Procrastination is running rampant this year, with 13% of consumers planning to purchase all of their gifts in this final week. The survey data also shows that 8% of shoppers will purchase three quarters of their gifts this week, while 16% will purchase half of the gifts on their list this week. And 51% of consumers will be purchasing a quarter of their gifts this week.
"With this many Americans still desperate to buy gifts, we are officially in the red zone for 'panic shopping'," said Jason Alderman, Visa's senior director of global financial education. "When shoppers panic, they throw money at the problem and often overspend to get a gift – any gift – in time for the holidays."
With six days until Christmas, the U.S. holiday shopping season is better than expected, with discounts deep enough to bring in shoppers who are searching for bargains but not showing the desperation seen in the recession.
Department stores like Macy's Inc are shaping up to be among the big winners, while apparel retailers are being hurt as mild weather limits demand for winter clothes.
"Some of the women's retailers that were doing well earlier in the year are getting hurt this holiday by the resurgence of the department store," said Craig Johnson, president of Customer Growth Partners, a retail consulting firm.
Customer Growth Partners, which has been one of the most bullish forecasters of sales heading into the holiday season, estimated that U.S. retailer sales on Saturday were $26 billion, just shy of the $27 billion spent on "Black Friday," the day after Thanksgiving, which traditionally kicks off the holiday shopping season.
Johnson was one of the most bullish forecasters coming into the holiday season. Now others are joining suit.
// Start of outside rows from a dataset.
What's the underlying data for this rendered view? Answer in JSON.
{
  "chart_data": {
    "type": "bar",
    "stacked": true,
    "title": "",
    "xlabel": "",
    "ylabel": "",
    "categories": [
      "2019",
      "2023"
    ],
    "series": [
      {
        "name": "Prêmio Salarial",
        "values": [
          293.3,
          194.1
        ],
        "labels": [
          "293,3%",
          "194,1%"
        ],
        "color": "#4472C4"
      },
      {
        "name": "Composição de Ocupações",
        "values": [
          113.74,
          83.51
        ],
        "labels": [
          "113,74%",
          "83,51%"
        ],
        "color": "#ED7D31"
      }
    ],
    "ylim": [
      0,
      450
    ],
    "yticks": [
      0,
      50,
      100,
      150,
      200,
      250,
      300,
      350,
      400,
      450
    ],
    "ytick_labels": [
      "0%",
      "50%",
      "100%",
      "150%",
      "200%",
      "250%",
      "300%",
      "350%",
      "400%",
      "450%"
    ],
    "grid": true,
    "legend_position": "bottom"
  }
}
ShopperTrak, which monitors traffic at shopping malls, now expects sales in November and December to rise 3.7 percent, up from its September forecast of 3%.
Last week, the National Retail Federation raised its forecast, calling for holiday sales to rise 3.8%. In October, it forecast a gain of 2.8%.
To be sure, that NRF forecast is still less than the 5.2% increase reported for 2010. Unemployment was still 8.6% in November and lower-income shoppers have been making use of such plans as layaway to paying for holiday items.
So many analysts said sales are not exceptionally strong or exceptionally weak.
"There's more that's normal here than people want to let on," Edward Jones analyst Matt Arnold said.
ShopperTrak cofounder Bill Martin said that discounts were more in the 30 percent to 40% range, instead of the 50% to 60% seen last year.
On Saturday, he said it was hard to find parking spaces at the malls he visited and he saw lots of people with packages. In other words, it was a typical weekend before Christmas.
"It's been a typical shopping pattern," he said.
Overall, traffic to stores may be off a couple of percentage points. But that's because more people are shopping on line, he said.
IBM Benchmark, which tracks transactions on the websites of hundreds of the top retailers, said on Monday it now expects online sales to rise 9.5% to 10% in December from a year ago.
Trutina Financial chief investment officer Patty Edwards said what she saw at Target this weekend was stocked shelves and normal discounts.
"There weren't any specific markdowns that were overly compelling, but conversely, there didn't seem to be any shortages of items at all," Edwards said.